Of note, the risperidone response rate among risperidone-preferring patients (42.9% in ITT sample, 46.2% in completers) was similar to that reported in some previous risperidone trials [7] (consonant with the suggestion that medication-only trials recruit medication-preferring patients) [2]. At the same time, the EX/RP treatment response rate in risperidone-preferring patients was much higher (90.9% in ITT sample, 100% in completers).

In contrast, patients who preferred EX/RP had particularly poor outcomes with risperidone. Some of these patients subsequently went on to have good outcomes with EX/RP after they completed study participation [8]. These data suggest that EX/RP should be recommended to all OCD patients needing SRI augmentation, even those who report that they would actually prefer risperidone. On a broader level, our results hint that matching patient preference may be more important for medications than exposure-based therapy. That preference did not relate to EX/RP outcomes is consist with a recent study in PTSD, in which preference for another treatment (interpersonal therapy or relaxation training) was not associated with worse response to prolonged exposure [9] It is possible that the effectiveness of exposure-based approaches allows patients who would prefer other treatments to benefit, so long as they are willing to try initially.

Limitations of the present report should be noted. Although our data came from a large RCT, group sizes by treatment preference and assigned treatment condition were relatively small. Our sample was also mainly non-Hispanic White, potentially limiting generalizability. In addition, all participants were already currently taking an SRI at study entry, which may have influenced medication preference. Finally, preference was assessed via self-report without a response choice for “no preference”.

Our findings suggest that more research is needed to understand the effects of patient preference on treatment outcome, not only when patients are deciding whether to augment an SRI with EX/RP or another medication, but also when patients choose between first-line treatments (i.e., EX/RP versus SRIs). As some patients may not begin EX/RP based on preference, further research is needed to explore how patients derive treatment preferences and how preferences can be modified. A recent in-depth examination using mixed-qualitative and quantitative methods found that in addition to prior treatment experiences, concerns about treatment effectiveness are prominent in determining which OCD treatments patients prefer [10]. Thus it is possible that educating patients about the effectiveness of EX/RP (even in patients who initially prefer-medications) might improve EX/RP acceptability and allow more patients to enter treatment.


This study was supported by the National Institutes of Mental Health grants R01 MH045436 (Dr Simpson), R01 MH45404 (Dr Foa) andK24MH09155 (Dr.

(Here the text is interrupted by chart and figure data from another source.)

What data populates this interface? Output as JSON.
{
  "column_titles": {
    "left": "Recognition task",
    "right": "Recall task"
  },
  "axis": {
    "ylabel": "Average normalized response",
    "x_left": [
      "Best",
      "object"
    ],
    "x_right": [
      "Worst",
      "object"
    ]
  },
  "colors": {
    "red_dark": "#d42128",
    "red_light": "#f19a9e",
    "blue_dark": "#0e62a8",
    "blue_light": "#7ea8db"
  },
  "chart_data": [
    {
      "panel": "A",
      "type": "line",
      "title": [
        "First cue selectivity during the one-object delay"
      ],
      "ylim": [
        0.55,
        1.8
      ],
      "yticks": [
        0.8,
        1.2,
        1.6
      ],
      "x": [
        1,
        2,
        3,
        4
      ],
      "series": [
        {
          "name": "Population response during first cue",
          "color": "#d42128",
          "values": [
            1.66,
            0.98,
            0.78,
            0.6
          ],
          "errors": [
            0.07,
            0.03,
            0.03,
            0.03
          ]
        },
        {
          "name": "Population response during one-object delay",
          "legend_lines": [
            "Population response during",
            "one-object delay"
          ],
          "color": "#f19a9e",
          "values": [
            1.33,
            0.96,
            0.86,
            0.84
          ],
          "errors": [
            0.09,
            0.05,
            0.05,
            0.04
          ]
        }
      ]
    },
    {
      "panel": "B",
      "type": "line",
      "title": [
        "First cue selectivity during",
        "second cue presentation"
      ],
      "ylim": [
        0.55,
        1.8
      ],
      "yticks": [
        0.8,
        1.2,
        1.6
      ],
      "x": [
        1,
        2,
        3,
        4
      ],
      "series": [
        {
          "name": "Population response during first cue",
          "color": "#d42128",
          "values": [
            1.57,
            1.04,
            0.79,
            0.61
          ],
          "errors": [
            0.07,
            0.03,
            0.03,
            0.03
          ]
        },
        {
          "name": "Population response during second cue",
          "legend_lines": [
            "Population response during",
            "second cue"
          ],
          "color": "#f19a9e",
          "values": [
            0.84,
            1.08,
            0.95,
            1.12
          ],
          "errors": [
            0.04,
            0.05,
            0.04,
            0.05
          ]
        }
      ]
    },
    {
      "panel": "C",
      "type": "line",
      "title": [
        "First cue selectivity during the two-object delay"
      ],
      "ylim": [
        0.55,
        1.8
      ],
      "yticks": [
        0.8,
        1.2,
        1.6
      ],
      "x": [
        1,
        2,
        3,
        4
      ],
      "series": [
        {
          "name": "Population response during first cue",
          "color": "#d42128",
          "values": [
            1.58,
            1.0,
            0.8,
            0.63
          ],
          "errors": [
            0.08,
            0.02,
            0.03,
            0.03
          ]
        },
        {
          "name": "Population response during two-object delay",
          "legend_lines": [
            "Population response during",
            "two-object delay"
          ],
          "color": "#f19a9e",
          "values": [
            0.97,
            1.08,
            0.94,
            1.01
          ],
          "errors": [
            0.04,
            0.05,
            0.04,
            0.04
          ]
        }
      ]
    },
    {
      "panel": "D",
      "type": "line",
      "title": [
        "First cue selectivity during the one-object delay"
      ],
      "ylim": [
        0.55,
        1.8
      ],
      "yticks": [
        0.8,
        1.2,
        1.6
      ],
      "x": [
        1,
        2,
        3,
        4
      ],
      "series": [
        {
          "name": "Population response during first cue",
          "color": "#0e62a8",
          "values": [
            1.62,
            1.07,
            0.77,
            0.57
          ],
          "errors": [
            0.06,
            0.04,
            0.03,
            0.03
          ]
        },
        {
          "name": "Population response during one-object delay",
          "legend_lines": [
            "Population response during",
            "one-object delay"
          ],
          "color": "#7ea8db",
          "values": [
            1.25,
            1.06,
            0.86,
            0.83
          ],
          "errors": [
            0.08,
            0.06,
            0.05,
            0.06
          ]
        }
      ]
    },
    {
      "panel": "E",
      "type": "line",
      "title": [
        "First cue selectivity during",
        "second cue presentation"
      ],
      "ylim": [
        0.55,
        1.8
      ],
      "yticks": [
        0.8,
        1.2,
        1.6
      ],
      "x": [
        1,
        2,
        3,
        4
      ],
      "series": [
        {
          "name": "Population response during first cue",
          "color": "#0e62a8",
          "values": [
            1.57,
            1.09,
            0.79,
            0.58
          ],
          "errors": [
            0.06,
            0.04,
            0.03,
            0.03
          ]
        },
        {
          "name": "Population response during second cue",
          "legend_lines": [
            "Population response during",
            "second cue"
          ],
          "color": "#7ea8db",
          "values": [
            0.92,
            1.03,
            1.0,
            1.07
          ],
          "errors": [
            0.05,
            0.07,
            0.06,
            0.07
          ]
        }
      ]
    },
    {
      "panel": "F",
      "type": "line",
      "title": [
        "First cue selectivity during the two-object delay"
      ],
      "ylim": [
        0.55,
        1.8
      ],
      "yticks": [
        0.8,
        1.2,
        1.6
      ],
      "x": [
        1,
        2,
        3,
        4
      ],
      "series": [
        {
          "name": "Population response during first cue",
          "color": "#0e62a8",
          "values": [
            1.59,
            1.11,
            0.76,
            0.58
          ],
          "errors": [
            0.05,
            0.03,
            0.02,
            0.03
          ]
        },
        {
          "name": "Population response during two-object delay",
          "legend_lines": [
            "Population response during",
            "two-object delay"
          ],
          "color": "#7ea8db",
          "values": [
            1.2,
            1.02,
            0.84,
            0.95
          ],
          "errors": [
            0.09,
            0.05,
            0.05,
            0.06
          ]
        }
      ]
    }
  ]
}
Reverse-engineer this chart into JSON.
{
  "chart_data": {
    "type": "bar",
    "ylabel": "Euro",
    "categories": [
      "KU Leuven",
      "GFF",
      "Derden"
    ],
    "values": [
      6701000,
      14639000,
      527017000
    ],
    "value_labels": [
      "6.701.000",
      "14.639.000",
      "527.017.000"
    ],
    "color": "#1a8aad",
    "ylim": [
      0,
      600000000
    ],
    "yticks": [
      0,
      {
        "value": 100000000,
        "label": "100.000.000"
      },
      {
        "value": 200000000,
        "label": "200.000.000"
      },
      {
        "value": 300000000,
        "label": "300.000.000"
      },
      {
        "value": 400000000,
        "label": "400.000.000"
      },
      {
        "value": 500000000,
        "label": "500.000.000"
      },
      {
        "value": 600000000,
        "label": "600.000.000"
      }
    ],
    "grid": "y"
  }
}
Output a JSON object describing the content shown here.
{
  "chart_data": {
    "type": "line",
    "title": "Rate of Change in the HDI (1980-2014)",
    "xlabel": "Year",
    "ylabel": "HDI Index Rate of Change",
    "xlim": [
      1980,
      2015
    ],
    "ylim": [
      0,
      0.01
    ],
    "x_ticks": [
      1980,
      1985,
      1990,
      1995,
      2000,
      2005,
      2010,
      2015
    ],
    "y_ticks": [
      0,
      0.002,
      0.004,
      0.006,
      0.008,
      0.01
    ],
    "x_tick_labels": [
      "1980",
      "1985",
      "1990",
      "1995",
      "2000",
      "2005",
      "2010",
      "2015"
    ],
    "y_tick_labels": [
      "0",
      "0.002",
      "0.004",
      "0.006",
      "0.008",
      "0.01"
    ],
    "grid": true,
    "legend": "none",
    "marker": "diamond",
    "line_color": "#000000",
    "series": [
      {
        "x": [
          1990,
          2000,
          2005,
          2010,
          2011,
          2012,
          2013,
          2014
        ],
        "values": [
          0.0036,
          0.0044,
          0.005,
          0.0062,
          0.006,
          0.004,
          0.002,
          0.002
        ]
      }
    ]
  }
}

Simpson). Medication was provided at no cost by Janssen Scientific Affairs LLC. The authors wish to thank Dr. Hanga Galfalvy for her advice on statistical design.


Disclosures Statement: During the conduct of this randomized clinical trial (conducted January 2007-August 2012), Dr. Simpson received research funds from Transcept Pharmaceuticals (2011-2013) and Neuropharm Ltd (2009), served on a scientific advisory board for Pfizer (for Lyrica, 2009-2010) and Jazz Pharmaceuticals (for Luvox CR [controlled release], 2007-2008), and received royalties from Cambridge University Press and UpToDate Inc. Dr. Foa was a consultant to Jazz Pharmaceuticals (for Acetelion), and she receives royalties from Bantam and Oxford University Press for book sales, including a manual of cognitive-behavioral therapy for OCD.